At 9:30 we boarded the “Chesapeake Breeze”, a commercial ferry which carries up to 150 people, though there weren’t more than 75 today. It was a somewhat rough ride for 18 miles, and some people on the ferry got seasick, an affliction we fortunately avoided, having long since acquired our sea legs. An hour and 40 minutes later, we entered the harbor at Tangier Island.
This place is pretty unique and interesting. It’s 3 miles long by 1.5 miles wide, 18 miles from either the eastern or western shore of the Chesapeake, and has a population of year-round residents just under 500, down from 2,100 at its’ peak. The highest point on the island is only 4 feet above sea level, and the entire population is evacuated every time a hurricane threatens the area. Almost all of the residents work in the crabbing or oyster industry.
The crab industry here is primarily “soft-shelled crabs”, the kind that molt to allow for growth. The crabs are captured just before molting begins, then put in plastic basins that are fed with bay water and must be checked every two hours around the clock, demanding work. Tangier Island is considered the Soft Shell Crab capital of the nation.
Resident crabbers have “fish shacks” on the waterway with small docks attached where their boats are kept. There are a couple hundred of these just inside the harbor.
There are only a handful of motorized vehicles on the entire island, and most people get around by walking, bicycling or most commonly, riding golf carts. There are mobile homes, small cottages, modest homes in good repair, modest homes in bad repair, and well-kept Victorian style homes on the island.

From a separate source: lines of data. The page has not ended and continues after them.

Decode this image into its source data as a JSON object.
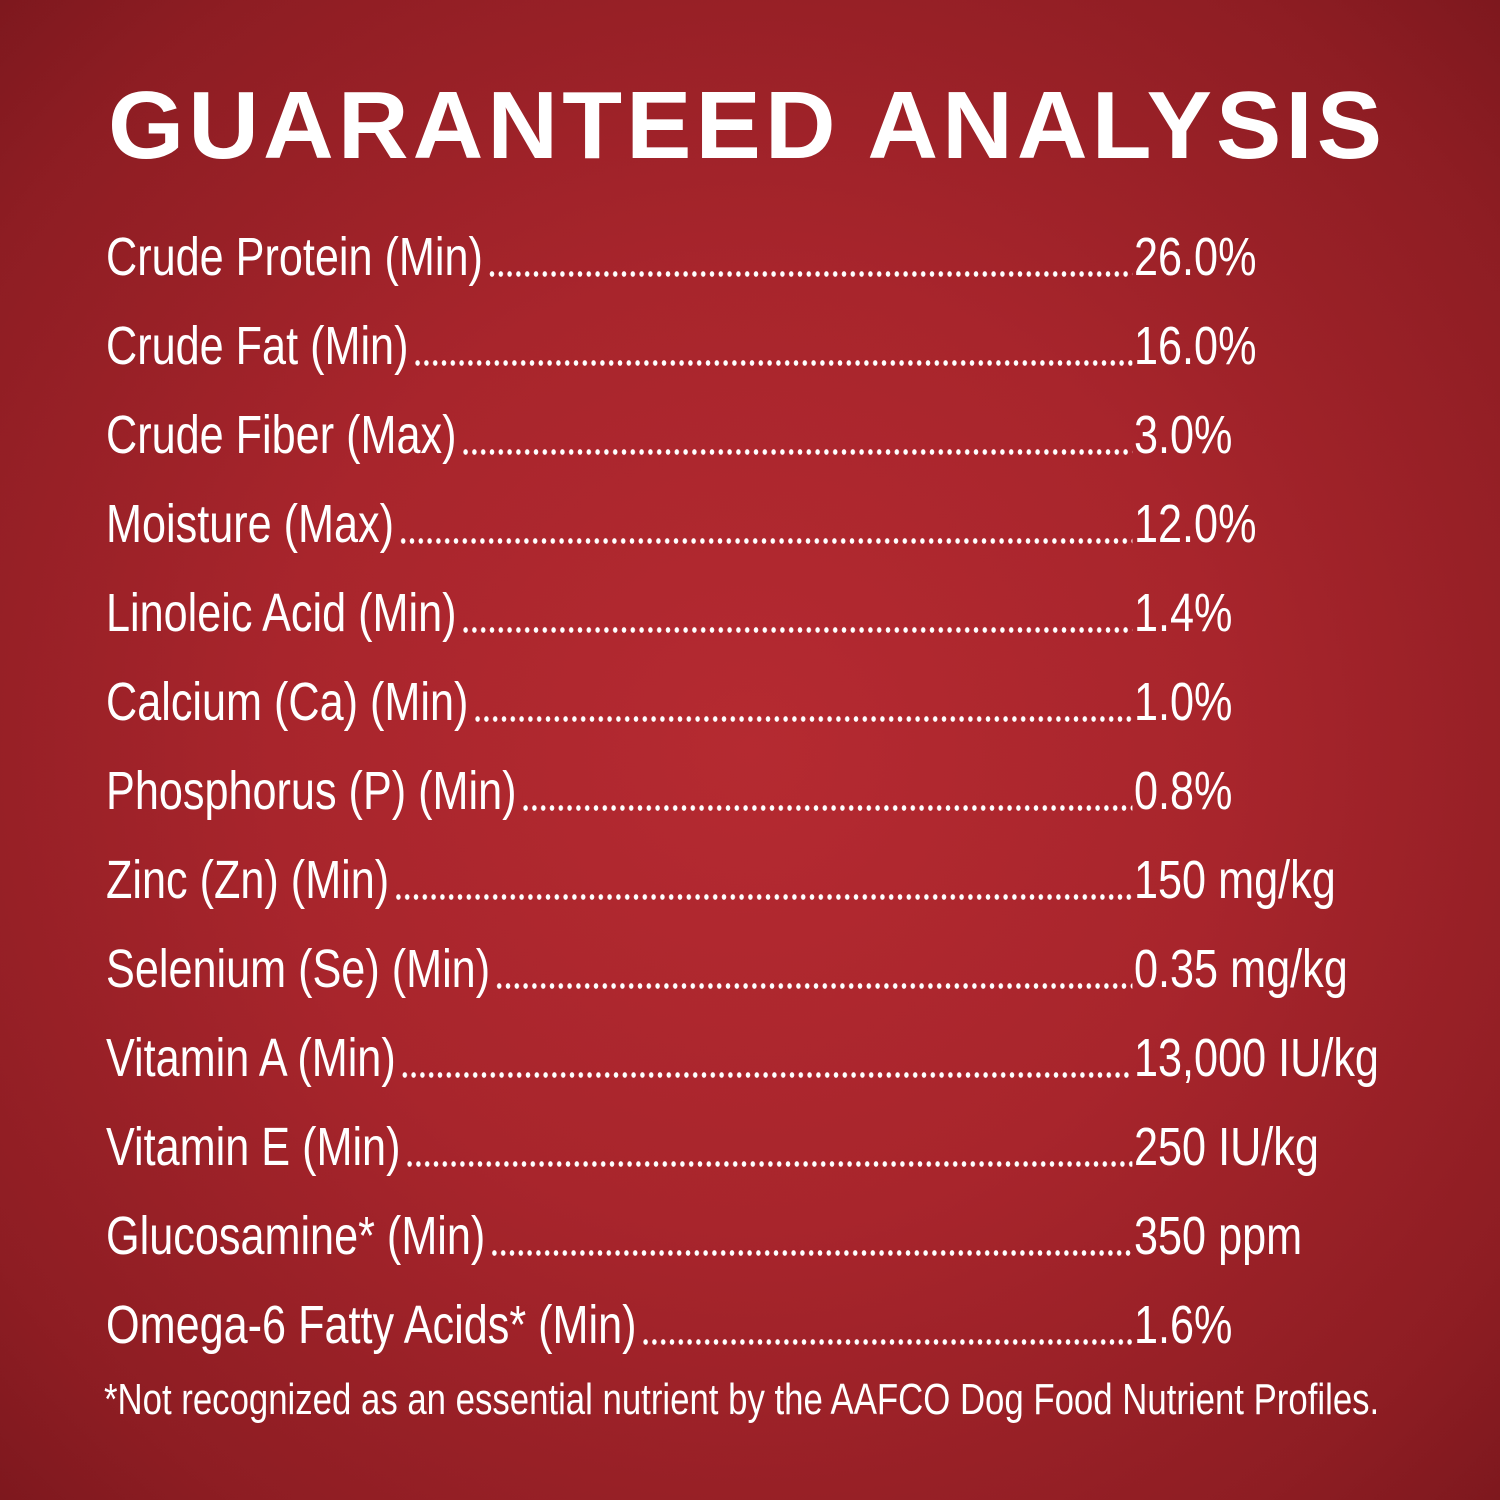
{
  "title": "GUARANTEED ANALYSIS",
  "rows": [
    {
      "label": "Crude Protein (Min)",
      "value": "26.0%"
    },
    {
      "label": "Crude Fat (Min)",
      "value": "16.0%"
    },
    {
      "label": "Crude Fiber (Max)",
      "value": "3.0%"
    },
    {
      "label": "Moisture (Max)",
      "value": "12.0%"
    },
    {
      "label": "Linoleic Acid (Min)",
      "value": "1.4%"
    },
    {
      "label": "Calcium (Ca) (Min)",
      "value": "1.0%"
    },
    {
      "label": "Phosphorus (P) (Min)",
      "value": "0.8%"
    },
    {
      "label": "Zinc (Zn) (Min)",
      "value": "150 mg/kg"
    },
    {
      "label": "Selenium (Se) (Min)",
      "value": "0.35 mg/kg"
    },
    {
      "label": "Vitamin A (Min)",
      "value": "13,000 IU/kg"
    },
    {
      "label": "Vitamin E (Min)",
      "value": "250 IU/kg"
    },
    {
      "label": "Glucosamine* (Min)",
      "value": "350 ppm"
    },
    {
      "label": "Omega-6 Fatty Acids* (Min)",
      "value": "1.6%"
    }
  ],
  "footnote": "*Not recognized as an essential nutrient by the AAFCO Dog Food Nutrient Profiles.",
  "colors": {
    "background": "#a8252c",
    "text": "#ffffff"
  }
}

Dozens of homes have signposts in front of them telling the history of the home. We found the one below particularly interesting and amusing.

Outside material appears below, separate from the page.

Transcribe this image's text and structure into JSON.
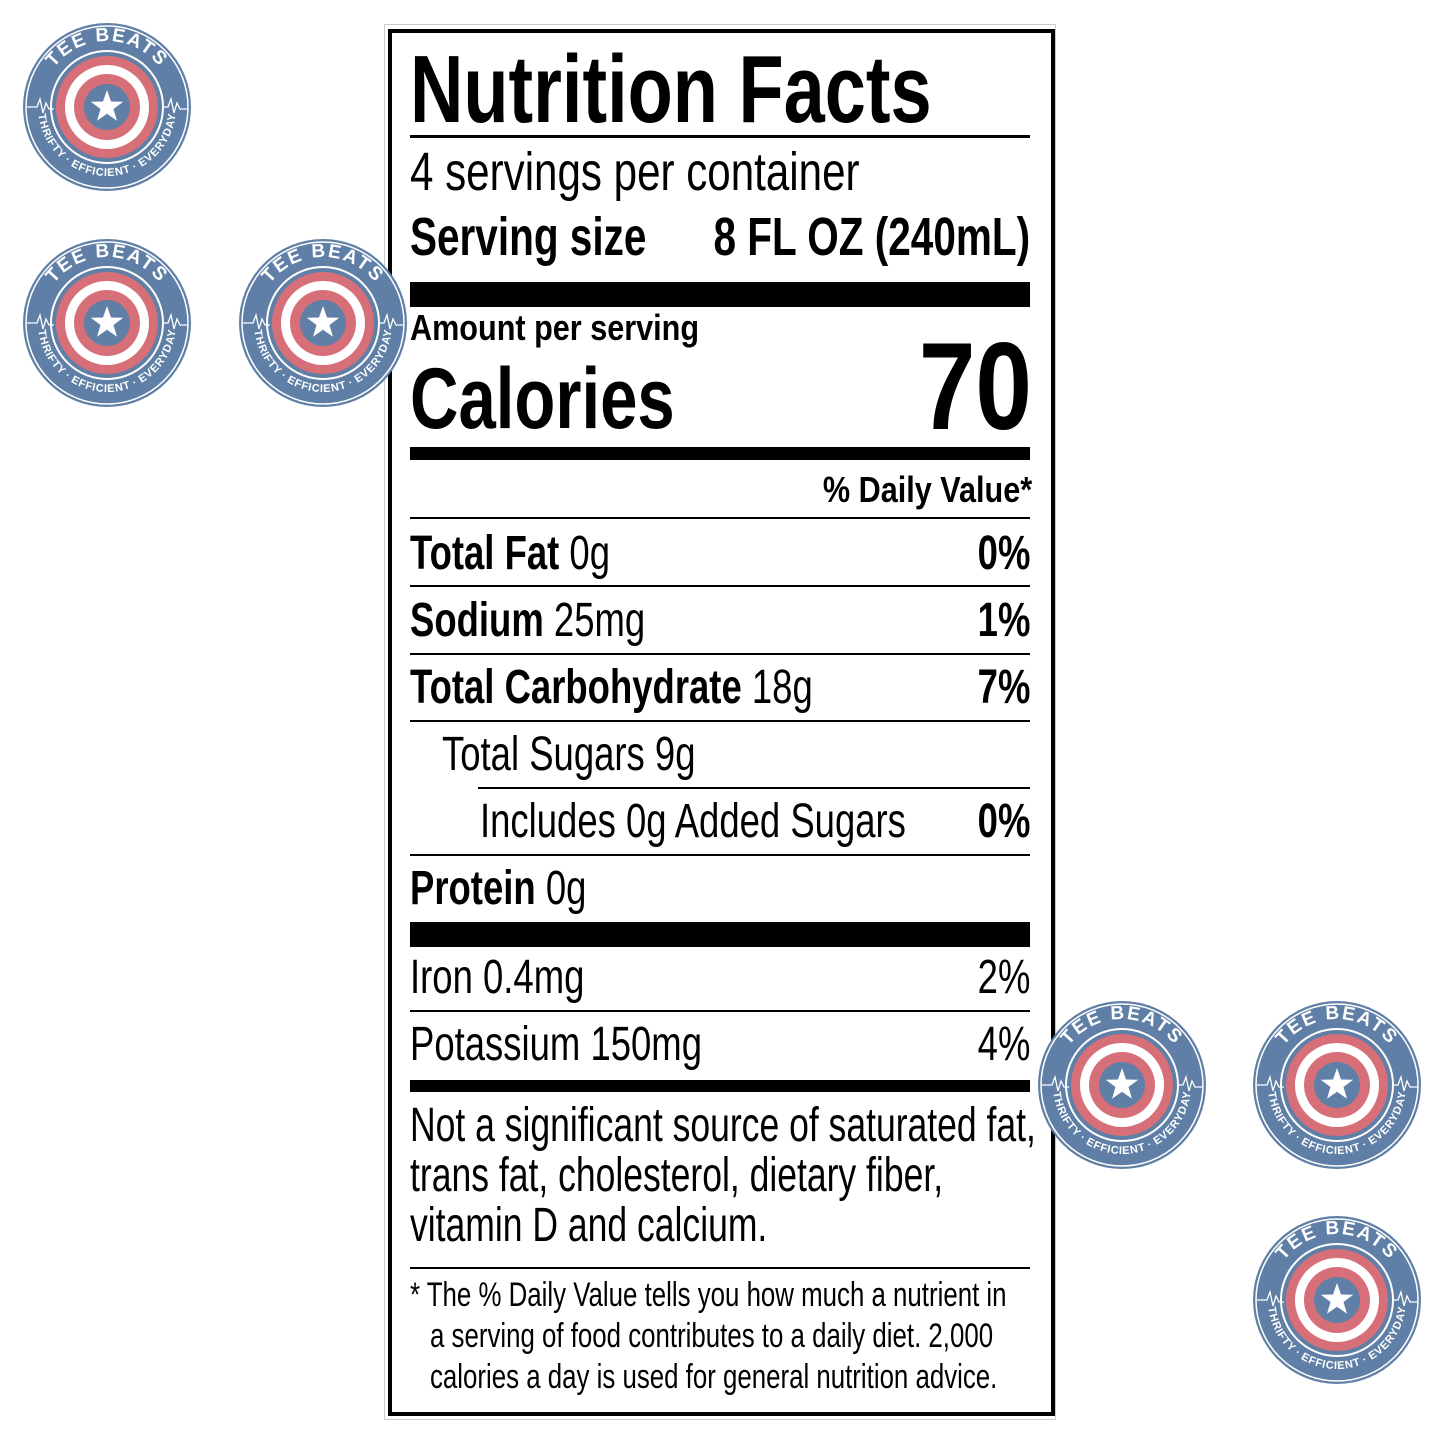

Island residents speak an English restoration-era dialect of English that is similar to that spoken in England in the late 1600s, and linguists like to come here to study it. We’re told it’s sometimes difficult for people to understand, though the few residents we spoke with were not hard to understand.
There’s one school on the island, and the classroom for each grade has fewer than 10 students. Medical service is provided by three Physicians Assistants and Registered Nurses, with a doctor who arrives once each week by helicopter. Cable TV and Internet came to Tangier Island in 2010.

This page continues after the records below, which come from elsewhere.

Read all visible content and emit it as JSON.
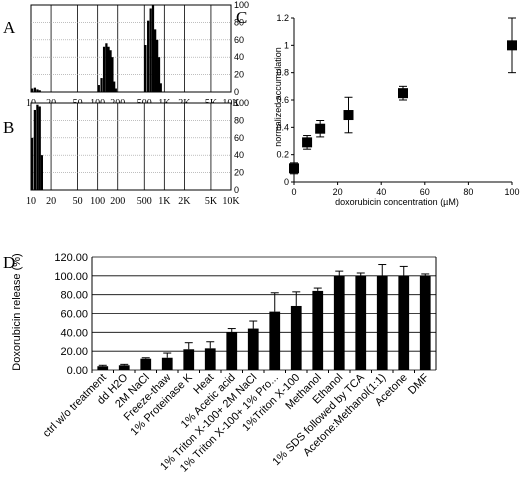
{
  "panels": {
    "A": {
      "letter": "A"
    },
    "B": {
      "letter": "B"
    },
    "C": {
      "letter": "C"
    },
    "D": {
      "letter": "D"
    }
  },
  "chart_data": [
    {
      "id": "A",
      "type": "bar",
      "title": "",
      "xlabel": "",
      "ylabel": "",
      "x_scale": "log",
      "x_ticks": [
        "10",
        "20",
        "50",
        "100",
        "200",
        "500",
        "1K",
        "2K",
        "5K",
        "10K"
      ],
      "x_tick_values": [
        10,
        20,
        50,
        100,
        200,
        500,
        1000,
        2000,
        5000,
        10000
      ],
      "y_ticks": [
        "0",
        "20",
        "40",
        "60",
        "80",
        "100"
      ],
      "ylim": [
        0,
        100
      ],
      "x": [
        10,
        11,
        12,
        13,
        100,
        110,
        120,
        130,
        140,
        150,
        160,
        170,
        180,
        500,
        550,
        600,
        650,
        700,
        750,
        800,
        850
      ],
      "values": [
        4,
        5,
        3,
        2,
        8,
        16,
        52,
        56,
        52,
        48,
        40,
        12,
        4,
        54,
        82,
        96,
        100,
        72,
        60,
        40,
        10
      ]
    },
    {
      "id": "B",
      "type": "bar",
      "title": "",
      "xlabel": "",
      "ylabel": "",
      "x_scale": "log",
      "x_ticks": [
        "10",
        "20",
        "50",
        "100",
        "200",
        "500",
        "1K",
        "2K",
        "5K",
        "10K"
      ],
      "x_tick_values": [
        10,
        20,
        50,
        100,
        200,
        500,
        1000,
        2000,
        5000,
        10000
      ],
      "y_ticks": [
        "0",
        "20",
        "40",
        "60",
        "80",
        "100"
      ],
      "ylim": [
        0,
        100
      ],
      "x": [
        10,
        11,
        12,
        13,
        14
      ],
      "values": [
        60,
        92,
        98,
        96,
        40
      ]
    },
    {
      "id": "C",
      "type": "scatter",
      "title": "",
      "xlabel": "doxorubicin concentration (µM)",
      "ylabel": "normalized accumulation",
      "x_ticks": [
        "0",
        "20",
        "40",
        "60",
        "80",
        "100"
      ],
      "y_ticks": [
        "0",
        "0.2",
        "0.4",
        "0.6",
        "0.8",
        "1",
        "1.2"
      ],
      "xlim": [
        0,
        100
      ],
      "ylim": [
        0,
        1.2
      ],
      "x": [
        0,
        6,
        12,
        25,
        50,
        100
      ],
      "y": [
        0.1,
        0.29,
        0.39,
        0.49,
        0.65,
        1.0
      ],
      "yerr": [
        0.04,
        0.05,
        0.06,
        0.13,
        0.05,
        0.2
      ]
    },
    {
      "id": "D",
      "type": "bar",
      "title": "",
      "xlabel": "",
      "ylabel": "Doxorubicin release (%)",
      "y_ticks": [
        "0.00",
        "20.00",
        "40.00",
        "60.00",
        "80.00",
        "100.00",
        "120.00"
      ],
      "ylim": [
        0,
        120
      ],
      "categories": [
        "ctrl w/o treatment",
        "dd H2O",
        "2M NaCl",
        "Freeze-thaw",
        "1% Proteinase K",
        "Heat",
        "1% Acetic acid",
        "1% Triton X-100+ 2M NaCl",
        "1% Triton X-100+ 1% Pro...",
        "1%Triton X-100",
        "Methanol",
        "Ethanol",
        "1% SDS followed by TCA",
        "Acetone:Methanol(1:1)",
        "Acetone",
        "DMF"
      ],
      "values": [
        4,
        5,
        12,
        13,
        22,
        23,
        40,
        44,
        62,
        68,
        84,
        100,
        100,
        100,
        100,
        100
      ],
      "yerr": [
        1,
        1,
        1,
        5,
        7,
        7,
        4,
        8,
        20,
        15,
        3,
        5,
        3,
        12,
        10,
        2
      ]
    }
  ]
}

We took a 20-minute tour of the island with a local resident on her golf cart (cost $5.00 each), ate lunch at a local cafe (soft shell crab sandwich for Cathryn, crabcake sandwich for Bob) and walked the narrow streets until it was time to return to the ferry for our ride back to Buzzard’s Point Marina, where we’re allowed to stay on the dock for the night for free because we took the ferry ride.
This was a fascinating cultural/sociological journey and reminds us yet again that America is an amazingly diverse place, and we’re happy to be seeing so much of it on our Great Loop trip.
1 comment:
On Tangier Island, what local channels do they get on cable? Is it all satellite fed or do they actually have an antenna?